The process is embodied in some ways by Wolf Hall, wherein Thomas More – the revered friend of Erasmus, Renaissance man and martyr, who clearly won the sainted memory battle – comes across as a finicky, heartless and needlessly stubborn old git.
Cromwell, on the other hand – the rationalist lawyer usually painted as the evil power behind Henry’s throne, destroyer of the Faith, and chopper-off of queenly heads – is the focus of the novel and in spite of being far from saintly wins the reader’s empathy.
Perhaps the most dramatic example of the great battle was the French Revolution in which we can see the two ideas at war, along with a great many others, and it splattered both rationalism and Romanticism in their political senses against the walls of history and belief.
Perhaps Danton and Robespierre are the Cromwell and More of the 18th century…
and as I write that I realise that Mantell has described both fatal duets – better than anyone else.

Fair Trade

At the weekend I bought Hilary Mantel’s Wolf Hall at Dymock’s (not even a true independent bookshop) for something around $32. I walked around the corner and there it was on a table out the front of Big W for $20.
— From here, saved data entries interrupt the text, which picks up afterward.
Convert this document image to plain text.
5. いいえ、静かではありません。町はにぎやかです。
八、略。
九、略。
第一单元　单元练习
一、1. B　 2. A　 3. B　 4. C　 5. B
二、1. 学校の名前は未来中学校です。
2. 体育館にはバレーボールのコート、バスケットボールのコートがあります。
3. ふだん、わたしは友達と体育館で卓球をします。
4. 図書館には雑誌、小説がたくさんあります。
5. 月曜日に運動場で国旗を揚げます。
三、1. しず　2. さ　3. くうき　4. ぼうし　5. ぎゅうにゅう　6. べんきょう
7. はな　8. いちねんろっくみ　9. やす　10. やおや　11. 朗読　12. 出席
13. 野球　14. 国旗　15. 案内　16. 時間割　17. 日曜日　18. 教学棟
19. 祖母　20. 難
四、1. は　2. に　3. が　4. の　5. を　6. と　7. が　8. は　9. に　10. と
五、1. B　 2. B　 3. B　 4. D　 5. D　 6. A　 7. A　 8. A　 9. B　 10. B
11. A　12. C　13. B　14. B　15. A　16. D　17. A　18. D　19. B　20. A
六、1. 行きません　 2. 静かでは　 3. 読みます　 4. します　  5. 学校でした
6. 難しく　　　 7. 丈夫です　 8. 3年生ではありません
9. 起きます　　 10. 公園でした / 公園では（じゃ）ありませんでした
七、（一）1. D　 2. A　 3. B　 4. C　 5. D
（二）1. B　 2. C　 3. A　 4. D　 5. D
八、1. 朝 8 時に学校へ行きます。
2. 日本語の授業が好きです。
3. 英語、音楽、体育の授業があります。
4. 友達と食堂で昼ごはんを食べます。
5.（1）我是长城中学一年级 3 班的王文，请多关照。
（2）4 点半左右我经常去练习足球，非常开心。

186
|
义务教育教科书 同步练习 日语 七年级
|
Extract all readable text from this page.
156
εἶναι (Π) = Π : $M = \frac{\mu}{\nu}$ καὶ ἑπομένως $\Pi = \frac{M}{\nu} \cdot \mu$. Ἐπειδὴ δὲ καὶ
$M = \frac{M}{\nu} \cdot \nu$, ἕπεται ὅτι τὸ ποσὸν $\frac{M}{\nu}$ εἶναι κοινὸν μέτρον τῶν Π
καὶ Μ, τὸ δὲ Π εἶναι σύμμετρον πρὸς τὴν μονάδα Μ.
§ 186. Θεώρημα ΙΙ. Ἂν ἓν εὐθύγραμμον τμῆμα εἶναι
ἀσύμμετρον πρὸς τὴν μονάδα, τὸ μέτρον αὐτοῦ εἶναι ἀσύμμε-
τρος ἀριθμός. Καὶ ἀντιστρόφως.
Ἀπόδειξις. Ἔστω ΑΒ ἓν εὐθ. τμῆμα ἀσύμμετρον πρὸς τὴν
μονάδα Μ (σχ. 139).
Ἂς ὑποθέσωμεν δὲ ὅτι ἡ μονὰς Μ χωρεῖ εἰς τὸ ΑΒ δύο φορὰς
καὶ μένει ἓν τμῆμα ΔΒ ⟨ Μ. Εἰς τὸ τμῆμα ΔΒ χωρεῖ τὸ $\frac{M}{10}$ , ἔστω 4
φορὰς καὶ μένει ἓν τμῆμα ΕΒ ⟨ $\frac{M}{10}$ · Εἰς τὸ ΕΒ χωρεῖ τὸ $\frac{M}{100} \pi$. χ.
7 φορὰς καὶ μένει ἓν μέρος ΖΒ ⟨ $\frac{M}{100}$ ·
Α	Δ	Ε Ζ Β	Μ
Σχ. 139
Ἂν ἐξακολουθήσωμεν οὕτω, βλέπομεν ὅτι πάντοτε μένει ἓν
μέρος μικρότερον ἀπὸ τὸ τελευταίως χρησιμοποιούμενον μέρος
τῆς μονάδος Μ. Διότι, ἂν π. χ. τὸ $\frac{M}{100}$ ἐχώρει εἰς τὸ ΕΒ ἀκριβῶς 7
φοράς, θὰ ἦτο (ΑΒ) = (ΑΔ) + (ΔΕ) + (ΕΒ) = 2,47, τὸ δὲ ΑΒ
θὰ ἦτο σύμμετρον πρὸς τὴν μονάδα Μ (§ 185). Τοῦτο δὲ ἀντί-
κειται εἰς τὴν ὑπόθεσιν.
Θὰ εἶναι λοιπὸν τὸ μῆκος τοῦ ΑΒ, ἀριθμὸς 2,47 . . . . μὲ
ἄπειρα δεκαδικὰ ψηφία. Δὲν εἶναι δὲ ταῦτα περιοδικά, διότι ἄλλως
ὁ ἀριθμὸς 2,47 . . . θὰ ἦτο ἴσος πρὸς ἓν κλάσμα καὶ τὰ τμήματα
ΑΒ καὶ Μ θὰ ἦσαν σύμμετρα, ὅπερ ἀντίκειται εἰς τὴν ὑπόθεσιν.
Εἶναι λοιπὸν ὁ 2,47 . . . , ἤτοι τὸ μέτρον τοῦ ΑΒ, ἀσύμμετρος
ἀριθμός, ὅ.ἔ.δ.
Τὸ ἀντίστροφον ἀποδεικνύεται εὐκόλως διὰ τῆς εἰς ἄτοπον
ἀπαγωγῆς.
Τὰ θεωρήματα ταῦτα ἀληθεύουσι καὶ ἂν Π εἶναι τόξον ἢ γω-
Now, I’m happy to buy my potting mix and Dynamic Lifter at Big W, but I know from the other side where those discounts on books come from – the author.

It may not matter much to Dan Brown or Jackie Collins, but if you respect an author, especially a local or someone who is not regularly on best-seller lists, do them a favour and don’t buy their books from KMart or Big W or anywhere else that offers a huge discount on new releases.

Consider the difference as an investment in our creative future.

Grisham hits out at ‘shortsighted’ discounts

Author John Grisham has called the book price war in the US between Wal-Mart, Amazon.com and Target a “disaster” for the book business, warning that the “shortsighted and short-term” discounts would hit publishers, book stores and aspiring authors.

Giant US retailer Wal-Mart—also Asda’s parent—sparked the price war when it began offering 10 upcoming titles, including Grisham’s new book Ford County priced at $24, for $10.

Speaking on NBC’s “Today Show”, Grisham said the discounts, of more than 60% on some titles, “seriously devalued the book”.

He said: “Its shortsighted, short term, they know what they are doing I think, but if a book is worth $10 then suddenly the whole industry is going to change, you are going to lose publishers and book stores, and though I’ll probably be alright, asipring authors are going to find it difficult to get published.”

Grisham added that $24 was “a fair price” that “enables me to make a royalty, the publisher to make a profit and the bookstore to make a profit”.

Following Wal-Mart’s price promotion, both Amazon.com and then Target offered the front-list hardback books at first $9 and £8.99 respectively, though they did limit the number that could be ordered.

Though none of the three US retailers have so far matched the 75% discounts seen in the UK on Dan Brown’s The Lost Symbol and Peter Kay’s Saturday Night Peter, the developments led to the American Booksellers Association asking the Department of Justice to intervene over what it called “predatory pricing”.

In a letter to the DoJ it said: “What’s so troubling in the current situation is that none of the companies involved are engaged primarily in the sale of books. They’re using our most important products — mega bestsellers, which, ironically, are the most expensive books for publishers to bring to market — as a loss leader to attract customers to buy other, more profitable merchandise. The entire book industry is in danger of becoming collateral damage in this war.”